In a more lighthearted vein, two of the authors (Doug and Mark) were thinking about this problem a couple of years prior to the publication of Boehm’s article when Mark published Doug’s “Goldilocks and the Three Software Processes” [2.] article in Ratio Group’s ObjectiveView magazine back in 2000. Specifically referring to RUP, XP, and ICONIX Process, “Goldilocks” makes the case that “one’s too big, the other’s too small, and the third one is just right.” We’ll let you guess for yourself which process was which (or you can download the article).

The authors of this book believe that the Agile ICONIX approach is certainly in the near vicinity of the sweet spot between plan-driven and feedback-driven processes, if not dead-center in the bull’s-eye. In the remaining chapters of this book, we describe that sweet spot both in theory and in practice (by example), although the exact sweet spot will vary among organizations and projects.

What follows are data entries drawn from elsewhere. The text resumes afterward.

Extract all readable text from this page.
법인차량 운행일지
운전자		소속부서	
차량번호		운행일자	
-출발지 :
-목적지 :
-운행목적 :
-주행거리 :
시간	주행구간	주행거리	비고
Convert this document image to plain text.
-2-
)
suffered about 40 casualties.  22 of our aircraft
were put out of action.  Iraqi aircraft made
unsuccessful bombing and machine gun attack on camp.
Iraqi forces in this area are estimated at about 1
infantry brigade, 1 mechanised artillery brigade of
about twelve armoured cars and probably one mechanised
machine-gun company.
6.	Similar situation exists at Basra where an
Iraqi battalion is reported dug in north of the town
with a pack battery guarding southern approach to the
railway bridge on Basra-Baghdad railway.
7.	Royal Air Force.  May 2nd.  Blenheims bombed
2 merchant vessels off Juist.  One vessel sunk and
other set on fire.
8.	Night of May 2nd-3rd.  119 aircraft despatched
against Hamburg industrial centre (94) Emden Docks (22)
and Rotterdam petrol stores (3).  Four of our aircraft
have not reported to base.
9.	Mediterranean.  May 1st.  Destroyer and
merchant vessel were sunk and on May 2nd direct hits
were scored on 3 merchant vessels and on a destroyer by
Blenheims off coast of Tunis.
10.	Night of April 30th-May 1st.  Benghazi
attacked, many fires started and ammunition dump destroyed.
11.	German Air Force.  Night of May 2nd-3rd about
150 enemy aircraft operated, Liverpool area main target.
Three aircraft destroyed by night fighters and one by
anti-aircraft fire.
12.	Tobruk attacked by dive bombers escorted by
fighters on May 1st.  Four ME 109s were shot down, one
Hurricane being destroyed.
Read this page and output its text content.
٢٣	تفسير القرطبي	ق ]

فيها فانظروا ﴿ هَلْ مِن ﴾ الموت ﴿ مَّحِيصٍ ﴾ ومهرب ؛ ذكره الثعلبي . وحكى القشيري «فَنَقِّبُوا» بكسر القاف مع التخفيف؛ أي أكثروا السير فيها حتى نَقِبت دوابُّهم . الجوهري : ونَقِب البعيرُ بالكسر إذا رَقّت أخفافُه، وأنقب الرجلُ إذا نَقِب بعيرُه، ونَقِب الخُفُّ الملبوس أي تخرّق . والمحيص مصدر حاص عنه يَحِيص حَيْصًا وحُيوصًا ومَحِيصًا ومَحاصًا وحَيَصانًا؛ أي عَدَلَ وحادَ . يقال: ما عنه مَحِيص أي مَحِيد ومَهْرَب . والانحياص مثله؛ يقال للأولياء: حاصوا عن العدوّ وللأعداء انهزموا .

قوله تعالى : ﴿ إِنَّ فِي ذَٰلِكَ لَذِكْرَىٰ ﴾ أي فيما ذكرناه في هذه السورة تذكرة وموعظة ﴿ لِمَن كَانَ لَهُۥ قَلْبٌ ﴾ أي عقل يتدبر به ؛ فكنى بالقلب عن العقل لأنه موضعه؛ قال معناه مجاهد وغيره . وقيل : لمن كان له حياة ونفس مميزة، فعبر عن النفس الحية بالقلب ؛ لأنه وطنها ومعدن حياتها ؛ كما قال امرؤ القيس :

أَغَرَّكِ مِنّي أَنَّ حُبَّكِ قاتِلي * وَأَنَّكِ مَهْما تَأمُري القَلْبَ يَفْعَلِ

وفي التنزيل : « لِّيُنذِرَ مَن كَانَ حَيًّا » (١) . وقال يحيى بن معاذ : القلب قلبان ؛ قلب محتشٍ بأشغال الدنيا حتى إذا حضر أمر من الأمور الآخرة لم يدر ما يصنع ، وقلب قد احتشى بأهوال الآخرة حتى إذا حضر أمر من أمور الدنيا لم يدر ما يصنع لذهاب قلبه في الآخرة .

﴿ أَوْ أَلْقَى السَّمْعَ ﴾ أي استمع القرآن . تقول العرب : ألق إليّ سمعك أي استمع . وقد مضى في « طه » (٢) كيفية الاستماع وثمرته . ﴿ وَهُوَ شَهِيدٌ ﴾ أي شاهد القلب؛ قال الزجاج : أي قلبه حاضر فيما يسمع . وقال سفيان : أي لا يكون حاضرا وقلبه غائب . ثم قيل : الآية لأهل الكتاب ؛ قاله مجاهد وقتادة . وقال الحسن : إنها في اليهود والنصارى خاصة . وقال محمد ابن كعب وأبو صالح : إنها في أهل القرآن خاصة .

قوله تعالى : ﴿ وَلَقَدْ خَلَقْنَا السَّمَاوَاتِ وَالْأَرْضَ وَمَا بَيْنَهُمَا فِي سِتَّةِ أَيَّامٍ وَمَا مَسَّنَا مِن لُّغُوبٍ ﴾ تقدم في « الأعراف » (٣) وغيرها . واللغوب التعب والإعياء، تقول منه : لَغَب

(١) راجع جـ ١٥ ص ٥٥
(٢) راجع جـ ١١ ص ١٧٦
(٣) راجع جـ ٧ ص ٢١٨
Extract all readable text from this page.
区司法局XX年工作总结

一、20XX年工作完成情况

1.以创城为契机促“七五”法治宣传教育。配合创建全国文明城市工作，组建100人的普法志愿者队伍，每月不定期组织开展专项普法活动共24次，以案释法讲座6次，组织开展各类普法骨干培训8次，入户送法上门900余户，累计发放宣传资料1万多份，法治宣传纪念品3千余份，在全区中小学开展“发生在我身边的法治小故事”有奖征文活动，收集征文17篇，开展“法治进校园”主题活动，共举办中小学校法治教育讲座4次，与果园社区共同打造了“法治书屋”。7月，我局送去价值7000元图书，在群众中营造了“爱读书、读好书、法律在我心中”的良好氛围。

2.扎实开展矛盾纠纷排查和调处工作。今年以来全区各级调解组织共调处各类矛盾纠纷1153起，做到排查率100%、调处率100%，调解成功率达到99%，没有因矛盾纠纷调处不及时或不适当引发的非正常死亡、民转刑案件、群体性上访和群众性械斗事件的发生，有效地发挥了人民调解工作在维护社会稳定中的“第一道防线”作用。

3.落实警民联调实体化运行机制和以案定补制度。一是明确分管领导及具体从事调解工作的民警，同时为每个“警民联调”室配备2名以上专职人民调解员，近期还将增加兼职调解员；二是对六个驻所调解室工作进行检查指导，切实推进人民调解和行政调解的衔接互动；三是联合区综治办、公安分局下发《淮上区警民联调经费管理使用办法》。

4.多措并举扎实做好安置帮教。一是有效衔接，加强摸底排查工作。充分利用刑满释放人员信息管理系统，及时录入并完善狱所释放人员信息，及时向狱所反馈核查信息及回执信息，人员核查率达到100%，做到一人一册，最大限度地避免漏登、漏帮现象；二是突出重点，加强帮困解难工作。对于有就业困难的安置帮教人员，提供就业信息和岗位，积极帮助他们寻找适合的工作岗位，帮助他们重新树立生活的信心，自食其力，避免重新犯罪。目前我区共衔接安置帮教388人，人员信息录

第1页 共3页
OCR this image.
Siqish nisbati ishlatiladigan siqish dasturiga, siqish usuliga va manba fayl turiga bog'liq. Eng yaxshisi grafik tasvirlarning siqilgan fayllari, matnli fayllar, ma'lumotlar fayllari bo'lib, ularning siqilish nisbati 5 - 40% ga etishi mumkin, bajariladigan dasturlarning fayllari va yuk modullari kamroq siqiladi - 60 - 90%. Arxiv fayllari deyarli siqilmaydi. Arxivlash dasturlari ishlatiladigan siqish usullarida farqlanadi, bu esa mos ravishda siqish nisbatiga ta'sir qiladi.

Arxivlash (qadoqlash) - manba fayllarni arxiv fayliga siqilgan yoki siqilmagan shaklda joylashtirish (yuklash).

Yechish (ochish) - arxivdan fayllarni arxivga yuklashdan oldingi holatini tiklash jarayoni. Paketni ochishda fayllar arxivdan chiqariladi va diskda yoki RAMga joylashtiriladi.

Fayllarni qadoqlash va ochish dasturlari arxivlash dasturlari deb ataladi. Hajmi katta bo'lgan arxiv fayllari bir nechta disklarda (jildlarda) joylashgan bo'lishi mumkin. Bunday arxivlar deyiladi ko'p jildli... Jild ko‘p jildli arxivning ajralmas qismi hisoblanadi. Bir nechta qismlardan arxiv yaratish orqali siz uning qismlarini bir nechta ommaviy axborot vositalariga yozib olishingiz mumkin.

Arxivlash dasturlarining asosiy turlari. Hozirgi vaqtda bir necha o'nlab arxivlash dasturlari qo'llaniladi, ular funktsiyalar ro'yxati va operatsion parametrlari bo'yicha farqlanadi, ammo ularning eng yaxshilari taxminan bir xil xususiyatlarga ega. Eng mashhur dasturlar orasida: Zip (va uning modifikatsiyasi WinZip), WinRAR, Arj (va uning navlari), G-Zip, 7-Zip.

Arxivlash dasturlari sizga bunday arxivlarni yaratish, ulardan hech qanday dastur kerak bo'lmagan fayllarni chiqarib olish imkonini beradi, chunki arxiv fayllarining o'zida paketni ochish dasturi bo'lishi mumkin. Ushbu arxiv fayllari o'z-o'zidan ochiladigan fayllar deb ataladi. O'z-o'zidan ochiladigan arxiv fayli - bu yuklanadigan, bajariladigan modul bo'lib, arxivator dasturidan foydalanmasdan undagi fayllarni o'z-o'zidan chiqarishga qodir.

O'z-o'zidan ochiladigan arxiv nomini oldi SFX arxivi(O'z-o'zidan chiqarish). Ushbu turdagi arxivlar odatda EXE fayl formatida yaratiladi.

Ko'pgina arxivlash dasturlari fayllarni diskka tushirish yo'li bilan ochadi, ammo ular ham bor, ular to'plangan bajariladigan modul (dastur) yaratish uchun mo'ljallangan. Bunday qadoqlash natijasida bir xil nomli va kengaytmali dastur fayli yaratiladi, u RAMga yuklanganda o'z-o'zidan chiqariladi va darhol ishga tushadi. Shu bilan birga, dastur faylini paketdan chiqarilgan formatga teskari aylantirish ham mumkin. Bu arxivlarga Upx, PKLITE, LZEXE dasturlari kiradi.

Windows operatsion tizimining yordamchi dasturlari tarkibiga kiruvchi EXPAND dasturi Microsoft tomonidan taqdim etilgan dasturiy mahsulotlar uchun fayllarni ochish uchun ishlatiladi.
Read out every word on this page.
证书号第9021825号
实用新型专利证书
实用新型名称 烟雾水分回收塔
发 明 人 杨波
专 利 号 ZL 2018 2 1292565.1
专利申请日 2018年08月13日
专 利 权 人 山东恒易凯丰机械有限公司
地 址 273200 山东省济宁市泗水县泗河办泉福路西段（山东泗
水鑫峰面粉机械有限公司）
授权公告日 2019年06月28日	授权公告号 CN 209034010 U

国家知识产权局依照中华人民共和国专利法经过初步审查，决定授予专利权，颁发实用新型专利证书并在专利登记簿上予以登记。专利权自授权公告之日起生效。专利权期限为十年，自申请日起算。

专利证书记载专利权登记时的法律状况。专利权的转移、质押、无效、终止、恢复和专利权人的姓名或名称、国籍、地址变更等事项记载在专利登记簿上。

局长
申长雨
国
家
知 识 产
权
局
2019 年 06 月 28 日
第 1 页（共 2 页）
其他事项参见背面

But as a basis for that discussion, we’d like to first examine exactly what the components of a software process are, and then we’ll discuss trade-offs that can be made within each of these process components to help you find the appropriate level of process for your project.

[1.] Barry Boehm, “Get Ready for Agile Methods, with Care,” IEEE Computer , January 2002, pp. 64–69.

[2.] Doug Rosenberg and Kendall Scott, “Goldilocks and the Three Software Processes,” ObjectiveView , Issue 5, p. 35. (This article is available for download from www.iconixsw.com/Articles/Articles.html and also from www.ratio.co.uk/objectiveview.html.)